Впрочем, всё это прошлогодний снег: Дианина дочка теперь сама уже годится в подружки - в смысле возраста. Всё течет, всё меняется, как говорил Вергилий... а потом повторил ливерпулец Маккартни, когда рассорился с "Битлз". "Things seem strange... but they change..." - вот как он про это сказал. Золотые слова...
И англосаксы, и кельты, и даже добрые арийцы наивно зовут своих Эрнестин, Кристин и Мартин Тинами - это у них как бы в крови. А вот для нас тина - это лишь вязкая волосистая темно-зеленая или даже бурая субстанция с назойливым тухлым запахом. Тина Тёрнер в буквальном переводе выходит "тина-токарь"... что, во-первых, нонсенс и дурь, а во-вторых как-то лапидарно, что ли... - так же как Джина, в смысле Вирджиния: все при этом думают про несравненную Вульф - и напрасно: именно Джина сбежала с любовником от старика Шагала в 1947-м, прихватив их совместного сына, а ведь это одна цепочка: Шагал, Бахтин и Войнович - я, собственно, об этом: в 46-м Бахтин защитил диссертацию по Рабле и отправился в Саранск, от Шагала сбежала его Джина Макнилл, а Войнович в Запорожье разрывался между занятиями столяра на алюминиевом заводе и аэроклубом: летал на планёре и прыгал с парашютом - отсюда наверно и песня:
Заправлены в планшеты
Космические карты,
И штурман уточняет
В последний раз маршрут...
А что? "Полифоническое задание несовместимо с моноидеизмом обычного типа", - говорил ученый Бахтин. Тоже метко, хотя и немного по другому поводу.
В общем, Шагалу вскоре пришлось жениться на Ваве Бродской, владелице лондонского салона моды, модистке, как выразились бы в старину, а нам пора после предисловий о существе дела вернуться в Лондон, тем более что шагаловская Бродская не имеет с "нашим", с нобелевским Бродским ничего общего - этот вопрос мы в отделе тоже капитально провентилировали: они такая же родня, как Лев Броцкий и Иосиф Тродский... - так шутили у нас на факультете, когда я учился там на лингвиста.

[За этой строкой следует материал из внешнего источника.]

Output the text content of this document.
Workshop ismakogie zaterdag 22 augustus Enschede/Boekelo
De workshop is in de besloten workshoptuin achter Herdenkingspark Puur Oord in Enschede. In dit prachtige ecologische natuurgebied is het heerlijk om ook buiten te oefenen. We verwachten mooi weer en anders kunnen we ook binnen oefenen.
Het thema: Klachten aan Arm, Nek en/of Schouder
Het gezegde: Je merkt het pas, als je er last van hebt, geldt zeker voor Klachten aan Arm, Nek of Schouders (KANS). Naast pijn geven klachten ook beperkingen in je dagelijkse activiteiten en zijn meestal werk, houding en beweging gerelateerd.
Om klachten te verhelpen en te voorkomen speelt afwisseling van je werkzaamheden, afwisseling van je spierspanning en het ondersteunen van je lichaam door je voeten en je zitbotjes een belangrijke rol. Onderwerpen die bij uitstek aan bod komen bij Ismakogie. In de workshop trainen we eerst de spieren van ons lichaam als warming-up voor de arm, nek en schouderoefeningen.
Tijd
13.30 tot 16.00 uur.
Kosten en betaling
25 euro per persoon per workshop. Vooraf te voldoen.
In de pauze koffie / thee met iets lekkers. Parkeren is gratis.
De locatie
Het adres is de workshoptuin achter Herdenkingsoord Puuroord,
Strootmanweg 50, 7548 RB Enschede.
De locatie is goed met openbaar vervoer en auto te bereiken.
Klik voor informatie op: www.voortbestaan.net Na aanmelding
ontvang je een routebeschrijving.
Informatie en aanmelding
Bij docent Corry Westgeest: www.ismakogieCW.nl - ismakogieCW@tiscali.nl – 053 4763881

Когда я вечером записываю свои впечатления, то стараюсь уйти от схем - в смысле сюжета, или концепции, или чего там еще... написано ведь уже обо всём на свете, и что это будет, если в дневных наблюдениях появится вдруг линия из "Как закалялась сталь", или из мопассановской "Пышки", или, к примеру, из фольклорного "Колобка". Сюжеты верстает жизнь, и надо иметь смелость отдаться ей полностью, понестись, как это говорится, на крыльях... - вот тогда и получится метатекст, который непременно заденет каждого, ну или во всяком случае он, этот каждый, найдет для себя в нём что-то свое, глубоко личное, о чем автор вообще-то ни сном ни духом. Энтропия на то и едина, чтобы все нити сходились, переплетались, искрились и резонировали где только возможно. Или, как писал в другом месте Бахтин: "Эстетическое созерцание и этический поступок не могут отвлечься от конкретной единственности места в бытии, занимаемого субъектом этого действия и художественного созерцания". И они действительно не могут, это неоспоримый факт.
Клонов Бахтина, кстати, мы делали еще до Войновича - причем один был ученый, а другой - неученый: просто некий Бахтин. Обхохочешься было наблюдать сквозь стекло за их дневными беседами.
- А я знаю за амбивалентную логику материально-телесного низа... - хвастался ученый Бахтин.
- Удивил козла капустой! - пренебрежительно хмыкал неученый. - Я и сам за нее полно всего знаю...
- Ну что ты знаешь, что? - не сдавался ученый.
- Во-первых гусята... - раздумчиво начинал неученый и загибал палец. - Гаргантюа.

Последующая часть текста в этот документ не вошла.